It depends on the relationships honestly, but for the most part, No, you just don't go around tattling on people.

If I was very good friends with the wife, I would tell her, but if I was that close to the wife, the Husband probably wouldn't have told me in the first place. Like I said, I don't like to stick my nose in where it doesn't belong. I usually won't give too many opinions unless I'm asked for them. 

It's not my job to be "marriage police" and go around town telling all the wives every time their husband is out screwing around or vis-versa. Why should I be the one that has to be the bad guy and break the news to her.
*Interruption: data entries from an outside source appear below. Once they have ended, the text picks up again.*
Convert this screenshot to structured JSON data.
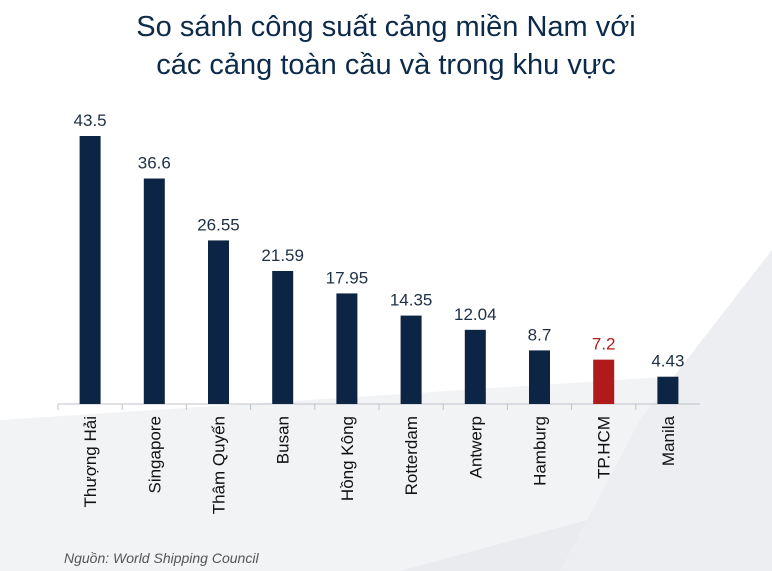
{
  "title": {
    "line1": "So sánh công suất cảng miền Nam với",
    "line2": "các cảng toàn cầu và trong khu vực"
  },
  "source": "Nguồn: World Shipping Council",
  "colors": {
    "bar": "#0c2545",
    "highlight": "#b01a1a",
    "title": "#0c2a4a",
    "label": "#1f2f45",
    "axis": "#bfc3c9"
  },
  "chart_data": {
    "type": "bar",
    "categories": [
      "Thượng Hải",
      "Singapore",
      "Thâm Quyến",
      "Busan",
      "Hồng Kông",
      "Rotterdam",
      "Antwerp",
      "Hamburg",
      "TP.HCM",
      "Manila"
    ],
    "values": [
      43.5,
      36.6,
      26.55,
      21.59,
      17.95,
      14.35,
      12.04,
      8.7,
      7.2,
      4.43
    ],
    "value_labels": [
      "43.5",
      "36.6",
      "26.55",
      "21.59",
      "17.95",
      "14.35",
      "12.04",
      "8.7",
      "7.2",
      "4.43"
    ],
    "highlight": "TP.HCM",
    "title": "So sánh công suất cảng miền Nam với các cảng toàn cầu và trong khu vực",
    "xlabel": "",
    "ylabel": "",
    "ylim": [
      0,
      43.5
    ],
    "grid": false,
    "legend": "none"
  }
}
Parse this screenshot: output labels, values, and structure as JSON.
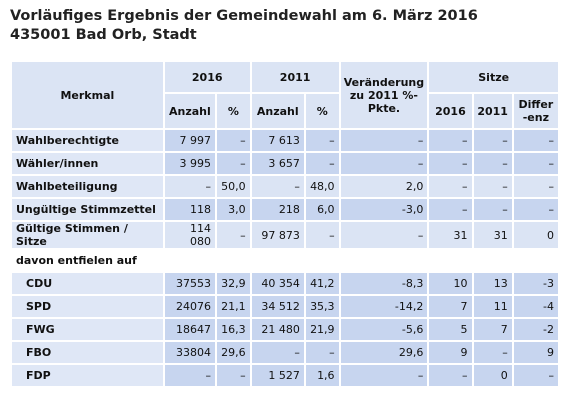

What if she doesn't even believe me (it could happen), he comes home and has good enough stories to cover his ass... then they're still together, they both hate me, and now I'm the town homewrecker.


----------



## carmaenforcer (Mar 7, 2008)

This is a tough one because it's a moral issue either way you look at it and depends on your relationships and personal sensitivities.
Instilled morals may guide your urge to "do the right thing" and that can mean, point out the infidelity no matter the perpetrator or you just don't rat, period.
I personally come from a culture in which "you just don't rat" and luckily I agree with this perspective for the most part.

I think I would like for my friend, or anyone, to tell me if they know that my woman was doing me wrong, but I don't know.

It's a tough one.


----------